However, the relationship between microbiota and host is not so oversimplified and seems to involve bacterial and human genetic mechanisms. Studies on murine models, highlighted that inflammasome-mediated dysbiosis could drive the progression from MASLD to MASH [35]. Additionally, bacterial DNA could activate inflammatory signaling via TLR9, which led to the secretion of Interleukin 12 (IL-12) and TNF-α through the NF-κB/Mitogen-activated protein kinase (MAP-kinase) pathway. Otherwise, TLR9 could activate the IκB kinase-α and contribute to type I interferon release, which is a possible molecular mechanism implied in MASH development [55,58,59]. Focusing on human microbiota, DNA genome sequencing from the stool of MASLD patients has revealed significant microbiota shifts as liver disease progresses from MASLD to MASH to liver cirrhosis. In fact, while Firmicutes and Eubacterium rectale were prevalent in MALSD, Bacteroides, Allisonella and Parabacteroides are increased in MASH, and Proteobacteria, Ruminococcus and Escherichia coli (E. coli) characterized fibrosis [60]. Several studies highlighted that the number of Gram-negative bacteria progressively increase as MASLD advances toward fibrosis [61]. Specifically, it has been hypothesized that Proteobacteria contribute to ethanol production, elevating oxidative stress, which is a key feature of MASH [62]. Other studies identify a prevalence of Klebsiella in MASLD and an abundance of Escherichia, Bilophila and Rodobacter in MASH patients.
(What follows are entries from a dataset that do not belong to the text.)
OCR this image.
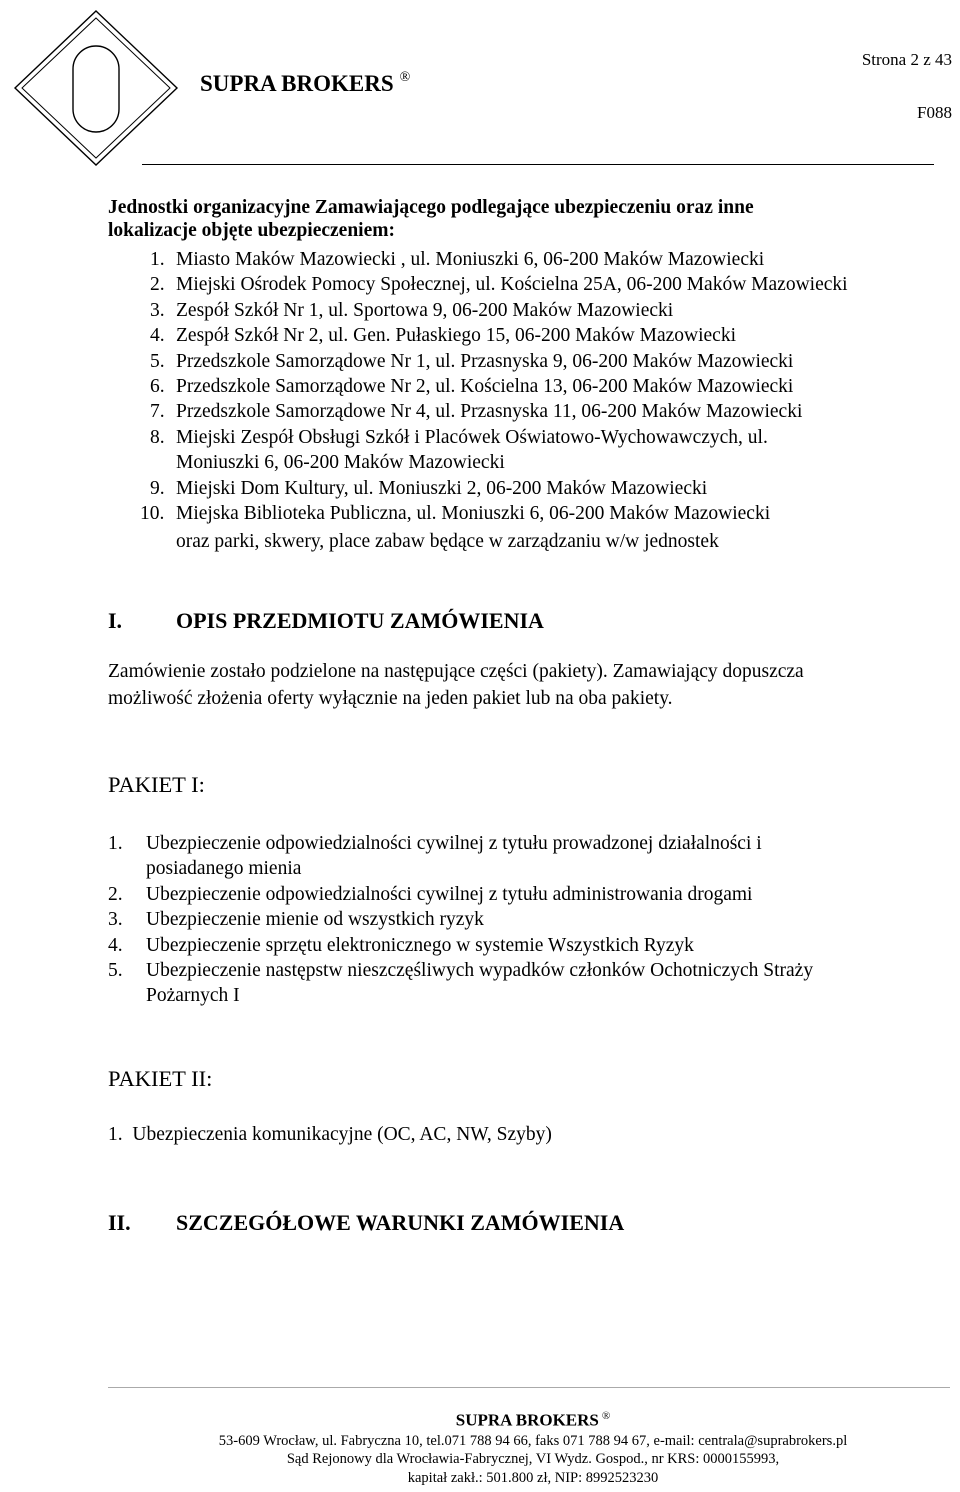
SUPRA BROKERS ®
Strona 2 z 43
F088
Jednostki organizacyjne Zamawiającego podlegające ubezpieczeniu oraz inne
lokalizacje objęte ubezpieczeniem:
1. Miasto Maków Mazowiecki , ul. Moniuszki 6, 06-200 Maków Mazowiecki
2. Miejski Ośrodek Pomocy Społecznej, ul. Kościelna 25A, 06-200 Maków Mazowiecki
3. Zespół Szkół Nr 1, ul. Sportowa 9, 06-200 Maków Mazowiecki
4. Zespół Szkół Nr 2, ul. Gen. Pułaskiego 15, 06-200 Maków Mazowiecki
5. Przedszkole Samorządowe Nr 1, ul. Przasnyska 9, 06-200 Maków Mazowiecki
6. Przedszkole Samorządowe Nr 2, ul. Kościelna 13, 06-200 Maków Mazowiecki
7. Przedszkole Samorządowe Nr 4, ul. Przasnyska 11, 06-200 Maków Mazowiecki
8. Miejski Zespół Obsługi Szkół i Placówek Oświatowo-Wychowawczych, ul.
Moniuszki 6, 06-200 Maków Mazowiecki
9. Miejski Dom Kultury, ul. Moniuszki 2, 06-200 Maków Mazowiecki
10. Miejska Biblioteka Publiczna, ul. Moniuszki 6, 06-200 Maków Mazowiecki
oraz parki, skwery, place zabaw będące w zarządzaniu w/w jednostek
I. OPIS PRZEDMIOTU ZAMÓWIENIA
Zamówienie zostało podzielone na następujące części (pakiety). Zamawiający dopuszcza
możliwość złożenia oferty wyłącznie na jeden pakiet lub na oba pakiety.
PAKIET I:
1. Ubezpieczenie odpowiedzialności cywilnej z tytułu prowadzonej działalności i
posiadanego mienia
2. Ubezpieczenie odpowiedzialności cywilnej z tytułu administrowania drogami
3. Ubezpieczenie mienie od wszystkich ryzyk
4. Ubezpieczenie sprzętu elektronicznego w systemie Wszystkich Ryzyk
5. Ubezpieczenie następstw nieszczęśliwych wypadków członków Ochotniczych Straży
Pożarnych I
PAKIET II:
1.  Ubezpieczenia komunikacyjne (OC, AC, NW, Szyby)
II. SZCZEGÓŁOWE WARUNKI ZAMÓWIENIA
SUPRA BROKERS ®
53-609 Wrocław, ul. Fabryczna 10, tel.071 788 94 66, faks 071 788 94 67, e-mail: centrala@suprabrokers.pl
Sąd Rejonowy dla Wrocławia-Fabrycznej, VI Wydz. Gospod., nr KRS: 0000155993,
kapitał zakł.: 501.800 zł, NIP: 8992523230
Interestingly, the differences in the results proposed are justified by the variability in the study analyzed, which differ greatly for patients, geographical areas and dietary habits. The variability in results across different studies, along with the ongoing fluctuations in an individual’s microbiota over time [63], are the main reasons why such changes are not currently used as reliable markers of MASLD [64].

5. miRNAs and Microbiota: Is There a Crosstalk in MASLD Natural History?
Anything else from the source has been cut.